Vi en el reloj de la pequeña estación que eran las once de la noche pasadas. Fui caminando hasta el hotel. Sentí, como otras veces, la resignación y el alivio que nos infunden los lugares muy conocidos. El ancho portón estaba abierto; la quinta, a oscuras. Entré en el vestíbulo, cuyos espejos pálidos repetían las plantas del salón. Curiosamente el dueño no me reconoció y me tendió el registro. Tomé la pluma que estaba sujeta al pupitre, la mojé en el tintero de bronce y al inclinarme sobre el libro abierto, ocurrió la primera sorpresa de las muchas que me depararía esa noche. Mi nombre, Jorge Luis Borges, ya estaba escrito y la tinta, todavía fresca.


El dueño me dijo:

-Yo creí que usted ya había subido.

Luego me miró bien y se corrigió:

-Disculpe, señor El otro se le parece tanto, pero, usted es más joven.

Le pregunté:

-¿Qué habitación tiene?

-Pidió la pieza 19 -fue la respuesta.

Era lo que yo había temido.

Solté la pluma y subí corriendo las escaleras.
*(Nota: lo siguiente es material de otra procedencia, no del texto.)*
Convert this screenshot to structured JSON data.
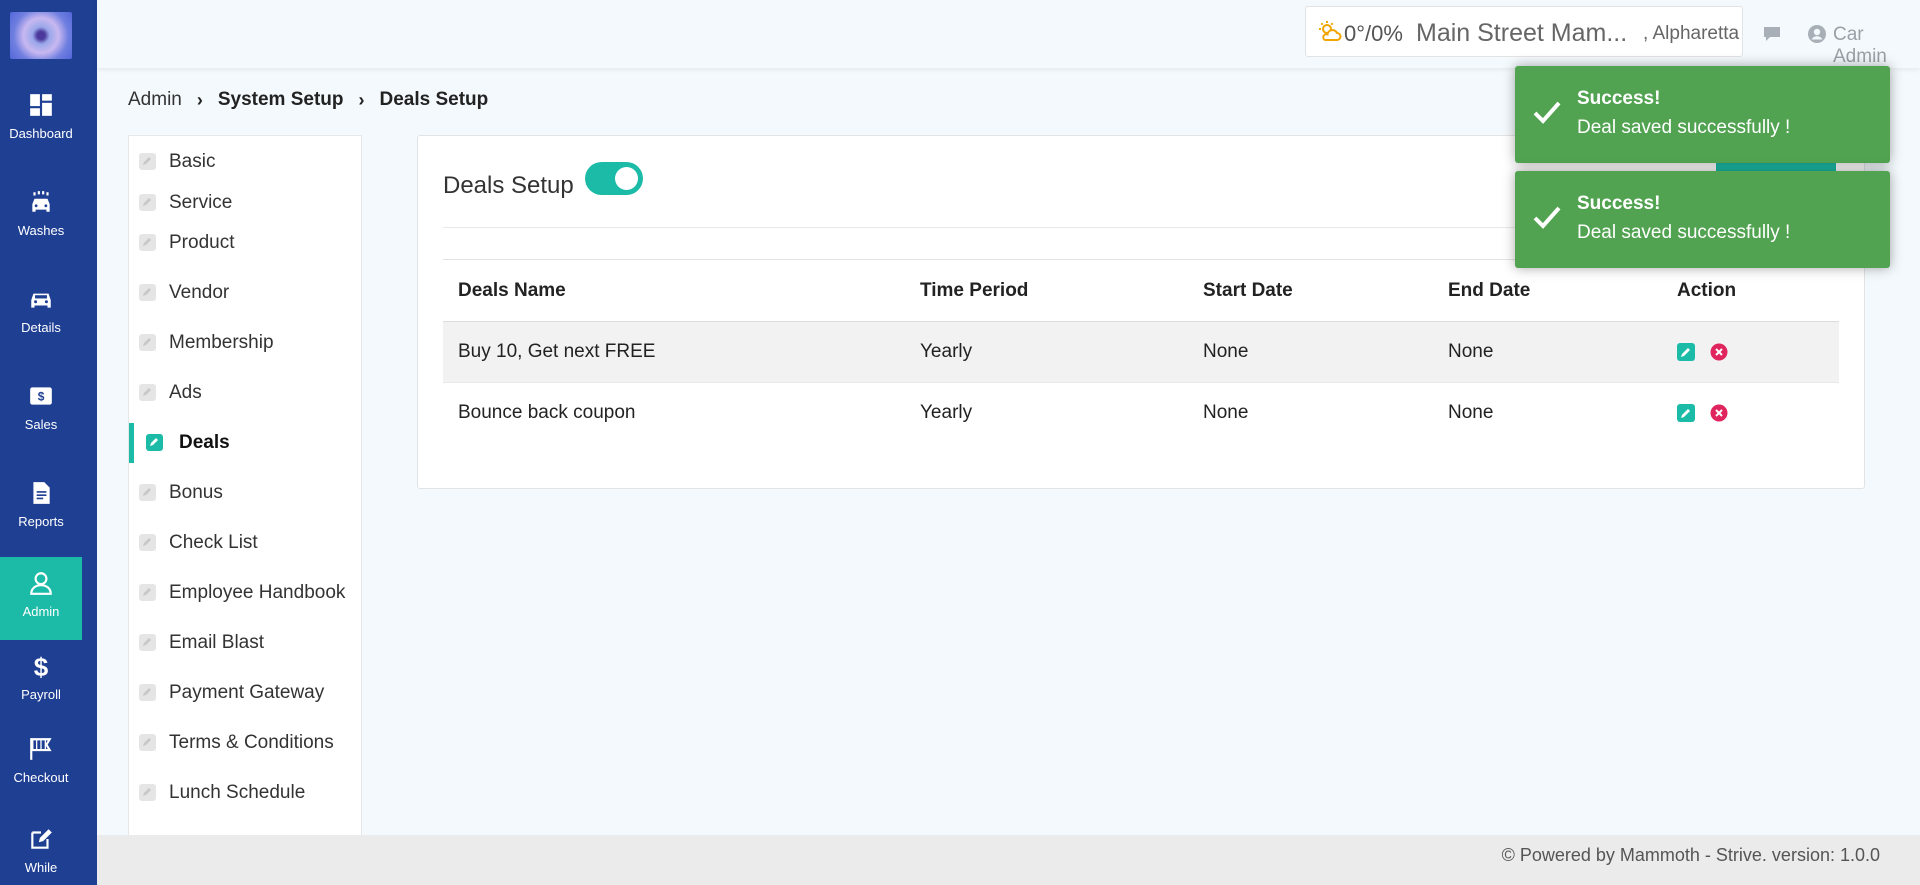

La pieza 19 estaba en el segundo piso y daba a un pobre patio desmantelado en el que había una baranda y, lo recuerdo, un banco de plaza. Era el cuarto más alto del hotel. Abrí la puerta que cedió. No habían apagado la araña. Bajo la despiadada luz me reconocí. De espaldas en la angosta cama de fierro, más viejo, enflaquecido y muy pálido, estaba yo, los ojos perdidos en las altas molduras de yeso. Me llegó la voz. No era precisamente la mía; era la que suelo oír en mis grabaciones, ingrata y sin matices.
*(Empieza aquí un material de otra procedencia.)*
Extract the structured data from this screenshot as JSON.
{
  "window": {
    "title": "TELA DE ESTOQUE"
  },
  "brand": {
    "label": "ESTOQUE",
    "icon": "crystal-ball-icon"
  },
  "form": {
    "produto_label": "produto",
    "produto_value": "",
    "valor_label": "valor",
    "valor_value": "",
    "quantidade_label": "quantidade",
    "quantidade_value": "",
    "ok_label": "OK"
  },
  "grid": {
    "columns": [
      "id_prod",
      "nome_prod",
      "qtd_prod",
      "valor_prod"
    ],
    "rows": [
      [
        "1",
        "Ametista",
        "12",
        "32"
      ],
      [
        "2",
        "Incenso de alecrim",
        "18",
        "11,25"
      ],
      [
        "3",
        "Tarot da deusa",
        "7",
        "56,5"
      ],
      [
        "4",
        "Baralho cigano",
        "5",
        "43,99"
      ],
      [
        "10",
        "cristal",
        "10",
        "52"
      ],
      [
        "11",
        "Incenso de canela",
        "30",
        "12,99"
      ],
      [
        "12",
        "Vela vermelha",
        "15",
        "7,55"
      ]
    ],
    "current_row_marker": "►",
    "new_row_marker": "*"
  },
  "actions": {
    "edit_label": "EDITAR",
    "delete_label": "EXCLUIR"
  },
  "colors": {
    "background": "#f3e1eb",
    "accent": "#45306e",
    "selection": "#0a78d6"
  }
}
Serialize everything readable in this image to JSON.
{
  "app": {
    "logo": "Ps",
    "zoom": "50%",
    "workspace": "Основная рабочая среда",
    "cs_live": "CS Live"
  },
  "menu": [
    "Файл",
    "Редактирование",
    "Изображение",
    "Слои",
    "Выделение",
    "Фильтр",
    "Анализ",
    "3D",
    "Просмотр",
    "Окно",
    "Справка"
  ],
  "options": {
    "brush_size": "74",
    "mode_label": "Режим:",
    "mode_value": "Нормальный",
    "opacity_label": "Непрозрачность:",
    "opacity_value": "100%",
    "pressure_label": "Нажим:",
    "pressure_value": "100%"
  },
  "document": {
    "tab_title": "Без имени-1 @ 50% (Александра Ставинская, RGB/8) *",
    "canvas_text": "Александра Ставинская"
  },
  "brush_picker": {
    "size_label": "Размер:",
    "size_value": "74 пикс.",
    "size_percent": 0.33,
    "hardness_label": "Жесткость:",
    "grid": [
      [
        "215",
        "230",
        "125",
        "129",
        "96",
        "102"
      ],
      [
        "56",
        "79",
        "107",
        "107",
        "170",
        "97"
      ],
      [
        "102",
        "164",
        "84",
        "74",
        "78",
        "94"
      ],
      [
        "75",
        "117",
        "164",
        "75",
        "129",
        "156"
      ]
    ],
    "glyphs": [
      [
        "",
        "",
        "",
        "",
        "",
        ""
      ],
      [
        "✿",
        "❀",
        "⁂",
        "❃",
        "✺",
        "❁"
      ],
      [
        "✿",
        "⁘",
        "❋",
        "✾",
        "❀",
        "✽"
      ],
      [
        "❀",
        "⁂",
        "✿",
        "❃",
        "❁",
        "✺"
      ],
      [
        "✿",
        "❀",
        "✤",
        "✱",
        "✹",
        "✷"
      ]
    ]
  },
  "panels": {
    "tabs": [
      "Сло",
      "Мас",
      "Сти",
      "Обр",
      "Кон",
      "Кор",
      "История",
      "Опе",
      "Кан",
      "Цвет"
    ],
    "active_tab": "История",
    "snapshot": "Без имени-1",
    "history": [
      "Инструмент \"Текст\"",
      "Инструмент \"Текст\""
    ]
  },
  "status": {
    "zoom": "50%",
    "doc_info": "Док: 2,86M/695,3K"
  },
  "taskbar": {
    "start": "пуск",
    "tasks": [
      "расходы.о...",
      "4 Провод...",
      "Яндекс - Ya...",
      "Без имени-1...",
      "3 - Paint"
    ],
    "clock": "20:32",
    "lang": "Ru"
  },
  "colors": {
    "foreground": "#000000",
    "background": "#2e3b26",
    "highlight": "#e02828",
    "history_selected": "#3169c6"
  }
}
-Qué raro -decía- somos dos y somos el mismo. Pero nada es raro en los sueños.

Pregunté asustado:

-Entonces, ¿todo esto es un sueño?

-Es, estoy seguro, mi último sueño.

Con la mano mostró el frasco vacío sobre el mármol de la mesa de luz.

-Vos tendrás mucho que soñar, sin embargo, antes de llegar a esta noche. ¿En qué fecha estás?

-No sé muy bien -le dije aturdido-. Pero ayer cumplí sesenta y un años.




-Cuando tu vigilia llegue a esta noche, habrás cumplido, ayer, ochenta y cuatro. Hoy estamos a 25 de agosto de 1983.

-Tantos años habrá que esperar -murmuré.

-A mí ya no me está quedando nada -dijo con brusquedad-. En cualquier momento puedo morir, puedo perderme en lo que no sé y sigo soñando con el doble. El fatigado tema que me dieron los espejos y Stevenson.

Sentí que la evocación de Stevenson era una despedida y no un rasgo pedante. Yo era él y comprendía. No bastan los momentos más dramáticos para ser Shakespeare y dar con frases memorables. Para distraerlo, le dije:

-Sabía que esto te iba a ocurrir. Aquí mismo hace años, en una de las piezas de abajo, iniciamos el borrador de la historia de este suicidio.

-Sí -me respondió lentamente, como si juntara recuerdos-. Pero no veo la relación. En aquel borrador yo había sacado un pasaje de ida para Adrogué, y ya en el hotel Las Delicias había subido a la pieza 19, la más apartada de todas. Ahí me había suicidado.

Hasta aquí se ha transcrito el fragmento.